2026 Czech football match-fixing scandal
- Date: March 2026 –
- Location: Czech Republic;
- Type: Match-fixing scandal, sports bribery, illegal betting.
- Cause: Alleged bribery of referees and players to influence football match outcomes
- Participants: 47+ individuals and clubs
- Outcome: Administrative relegation and a fine of 10 million CZK against MFK Karviná; Bans for players and officials; Exclusion of Karviná from UEFA competitions; A criminal investigation by the Czech Police;
- Arrests: Dozens

= 2026 Czech football match-fixing scandal =

Sports scandal in the Czech Republic

In a joint effort with Europol, the Czech police executed the most extensive wave of raids and arrests in the country's football history on 24 March 2026. The scandal involves verified 2024 offenses where MFK Karviná used bribery to manipulate the outcome of a Czech First League match and a two-legged relegation playoff.

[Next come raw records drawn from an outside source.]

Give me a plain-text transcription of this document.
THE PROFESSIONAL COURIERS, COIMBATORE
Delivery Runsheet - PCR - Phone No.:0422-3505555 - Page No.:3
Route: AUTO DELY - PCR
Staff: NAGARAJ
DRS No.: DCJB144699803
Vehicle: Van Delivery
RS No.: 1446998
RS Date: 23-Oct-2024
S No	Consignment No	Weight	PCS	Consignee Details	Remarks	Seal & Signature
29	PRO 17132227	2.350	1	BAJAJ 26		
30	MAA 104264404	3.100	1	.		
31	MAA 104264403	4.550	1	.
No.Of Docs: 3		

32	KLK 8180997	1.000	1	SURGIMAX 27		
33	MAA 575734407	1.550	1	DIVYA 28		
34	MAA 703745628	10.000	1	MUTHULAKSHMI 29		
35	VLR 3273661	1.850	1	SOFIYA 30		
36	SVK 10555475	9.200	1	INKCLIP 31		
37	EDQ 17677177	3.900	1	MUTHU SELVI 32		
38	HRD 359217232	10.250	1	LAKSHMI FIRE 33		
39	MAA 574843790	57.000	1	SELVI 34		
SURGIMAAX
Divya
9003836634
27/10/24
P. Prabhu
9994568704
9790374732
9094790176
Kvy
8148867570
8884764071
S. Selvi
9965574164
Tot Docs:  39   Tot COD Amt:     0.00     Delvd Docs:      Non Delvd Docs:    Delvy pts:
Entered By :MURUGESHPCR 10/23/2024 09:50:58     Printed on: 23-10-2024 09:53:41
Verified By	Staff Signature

The crackdown officially commenced at 6:00 AM on 24 March. During this sweep, the Czech National Center for Combating Organized Crime (NCOZ) raided dozens of homes, leading to the formal indictment of 32 individuals within 48 hours. By June 2026, the Football Association of the Czech Republic (FAČR) delivered its final rulings, expelling MFK Karviná from the Czech First League on 15 June. A fine of 10 million CZK was also imposed. Furthermore, on 2 July, UEFA stripped the club of its Europa League spot, which they had earned by winning the Czech Cup back in May.